A key feature of our model is the treatment of mechanical cell interactions with the tumour microenvironment, which we represent with two forces. The first is Stokes’ drag which is widely used in ABMs to represent resistance to cell movement. The second is a friction force which accounts for resistance due to the continual breaking and reforming of cell-extracellular matrix (ECM) adhesions. The importance of this friction force is demonstrated by numerical simulation. When Stokes’ drag dominates, pressure gradients dissipate across the tissue and vessel compression is negligible. By contrast, as the strength of the friction force increases, larger pressure gradients form, leading to significant vessel compression.

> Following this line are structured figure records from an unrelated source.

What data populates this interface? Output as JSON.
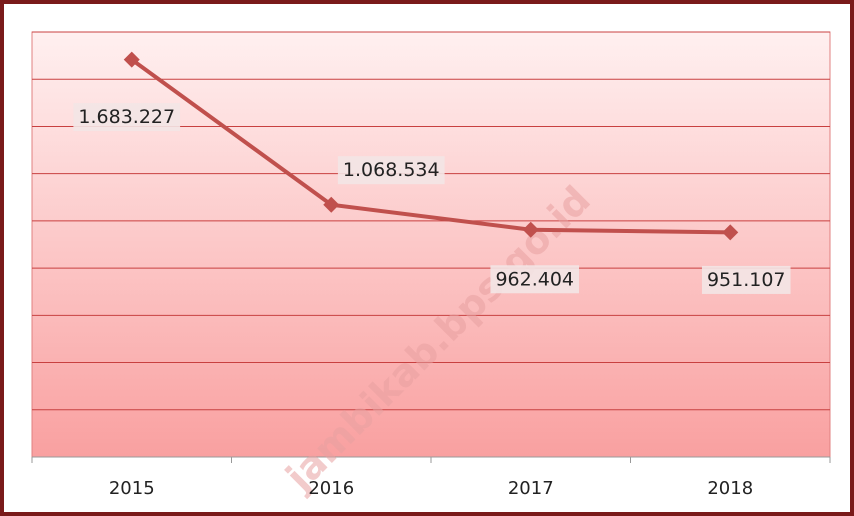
{
  "chart_data": {
    "type": "line",
    "categories": [
      "2015",
      "2016",
      "2017",
      "2018"
    ],
    "series": [
      {
        "color": "#c0504d",
        "values": [
          1683227,
          1068534,
          962404,
          951107
        ],
        "value_labels": [
          "1.683.227",
          "1.068.534",
          "962.404",
          "951.107"
        ]
      }
    ],
    "ylim": [
      0,
      1800000
    ],
    "yticks": [
      0,
      200000,
      400000,
      600000,
      800000,
      1000000,
      1200000,
      1400000,
      1600000,
      1800000
    ],
    "grid": true,
    "watermark": "jambikab.bps.go.id"
  }
}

We perform extensive numerical simulations to investigate how model parameters that control vascular remodelling and friction influence tumour vascularisation, which we spatially quantify using the cross-pair correlation function. This, in turn, alters the oxygen landscape and drives changes in tumour morphology. Finally, we highlight the importance of accounting for both mechanisms when simulating tumour responses to treatment with radiotherapy. We observe that vascular remodelling critically alters the tumour’s susceptibility to treatment and post-radiotherapy regrowth. Tumour regrowth is especially impacted by vessel remodelling, with certain vascular landscapes able to rebound quickly post-radiotherapy, resulting in fast tumour regrowth.
Author Summary
We have created an agent-based model (ABM) that accounts for mechanical interactions between tumour cells and associated vasculature. The model simulates vessel occlusion and pruning due to compression by neighbouring tumour cells; and growth of new vessels in response to hypoxia. Incorporating pressure-mediated vessel occlusion into our ABM required development of a friction force representing cell-extracellular matrix (ECM) adhesion. Through numerical simulations, we show that when friction is neglected, pressure gradients dissipate throughout the tissue and vessel compression is negligible. By contrast, as the strength of the friction force increases, larger pressure gradients form, leading to significant vessel compression.

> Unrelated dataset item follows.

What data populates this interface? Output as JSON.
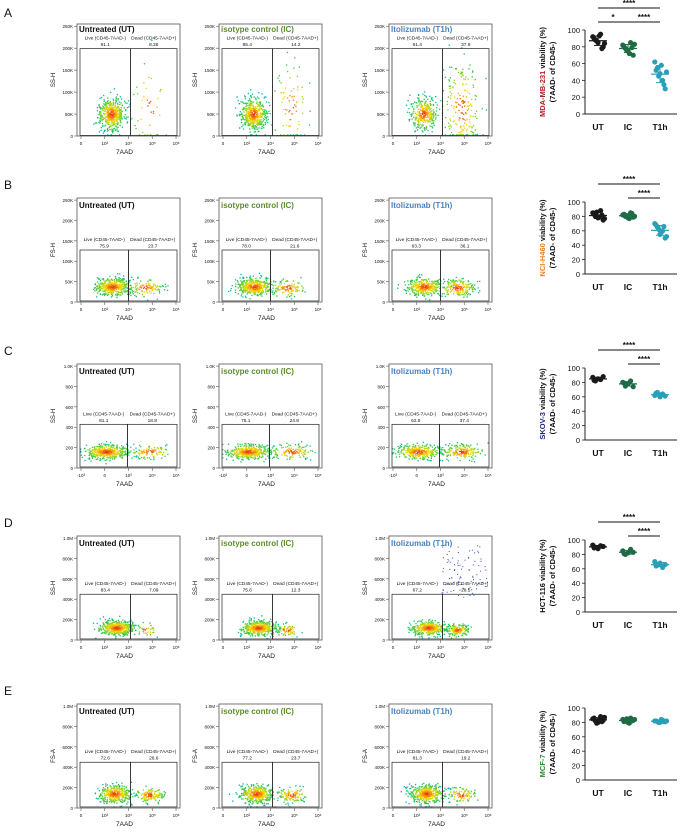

We perform extensive model simulations, to investigate how changes in the oxygen landscape caused by vascular remodelling affect the tumour’s growth dynamics and composition. We show further how vessel remodelling influences a tumour’s response to radiotherapy. We find tumour regrowth to be especially sensitive to vessel remodelling, with certain vascular landscapes growing rapidly post-radiotherapy, and accelerating tumour regrowth.